Hong Kong: l'ex-président d'un syndicat de journalistes condamné à une peine de prison
Un tribunal de Hong Kong a rejeté vendredi l'appel de l'ex-dirigeant du principal syndicat de journalistes de ce territoire semi-autonome chinois contre sa condamnation pour entrave à l'action de policiers, confirmant une peine de cinq jours de prison.
Ronson Chan, ancien président de l'Association des journalistes de Hong Kong, avait été arrêté par la police, qui a affirmé qu'il avait refusé de présenter sa carte d'identité et avait été "non coopératif" lors d'un contrôle en 2022 par deux policiers en civil alors qu'il allait couvrir une réunion de copropriétaires de logements sociaux.
La police hongkongaise dispose de pouvoirs étendus en matière d'arrestation et de fouille et les résidents n'ont que des recours limités pour s'opposer à un contrôle d'identité.
En première instance en 2023, un juge avait estimé que M. Chan avait agi avec "imprudence" et "porté atteinte à l'ordre public".
Une juge a confirmé vendredi cette décision, condamnant le journaliste chevronné de 45 ans à cinq jours de prison. Son avocat a déclaré à la presse qu'ils envisageaient de faire appel.
L'Association des journalistes de Hong Kong s'est dite dans un communiqué préoccupée par l'impact de cette décision sur le journalisme, exposant potentiellement les professionnels des médias "à des risques juridiques supplémentaires lors de la couverture d'événements".
Pour Beh Lih Yi, directrice pour la région Asie-Pacifique du Comité pour la protection des journalistes, l'emprisonnement de Ronson Chan "sur des accusations futiles et absurdes d'entrave à l'action de la police n'est rien d'autre qu'une tactique d'intimidation destinée à réduire au silence la couverture médiatique". Les journalistes "ne devraient pas être empêchés de faire leur travail", a-t-elle ajouté.
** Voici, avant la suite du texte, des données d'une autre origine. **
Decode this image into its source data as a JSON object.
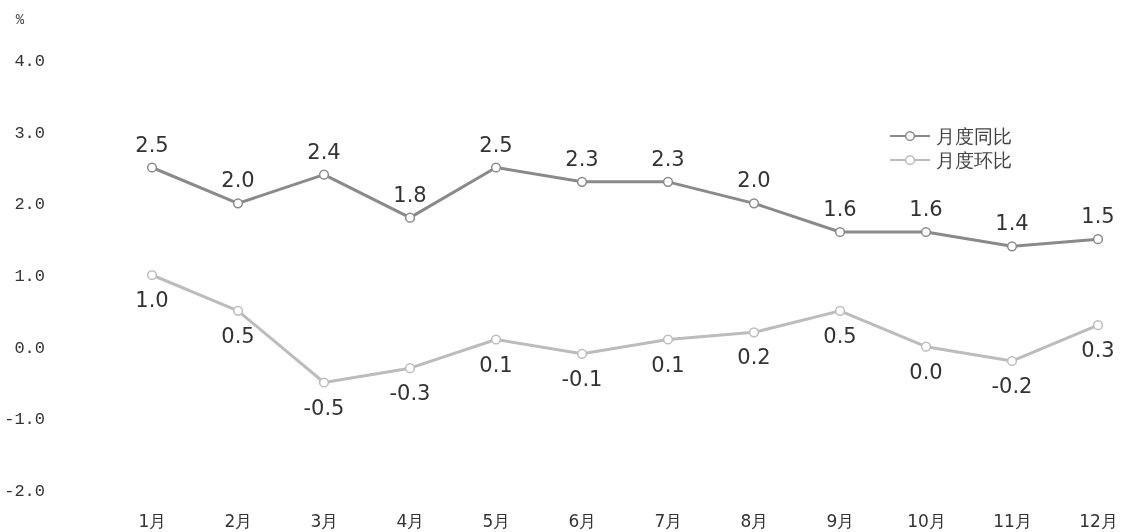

Des critiques estiment que la liberté de la presse s'est réduite à Hong Kong depuis que Pékin y a imposé en 2020 une loi sur la sécurité nationale, certains responsables de rédactions locales ayant depuis été inculpés ou emprisonnés pour l'avoir enfreinte.
Le mois dernier, l'ONG Reporters sans frontières a placé Hong Kong au 140e rang sur 180 pays et territoires dans son classement mondial de la liberté de la presse.
Les autorités locales ont affirmé que le paysage médiatique de Hong Kong était "resté dynamique" depuis la mise en oeuvre des lois sur la sécurité, soulignant que "la liberté de la presse et d'expression n'est pas absolue".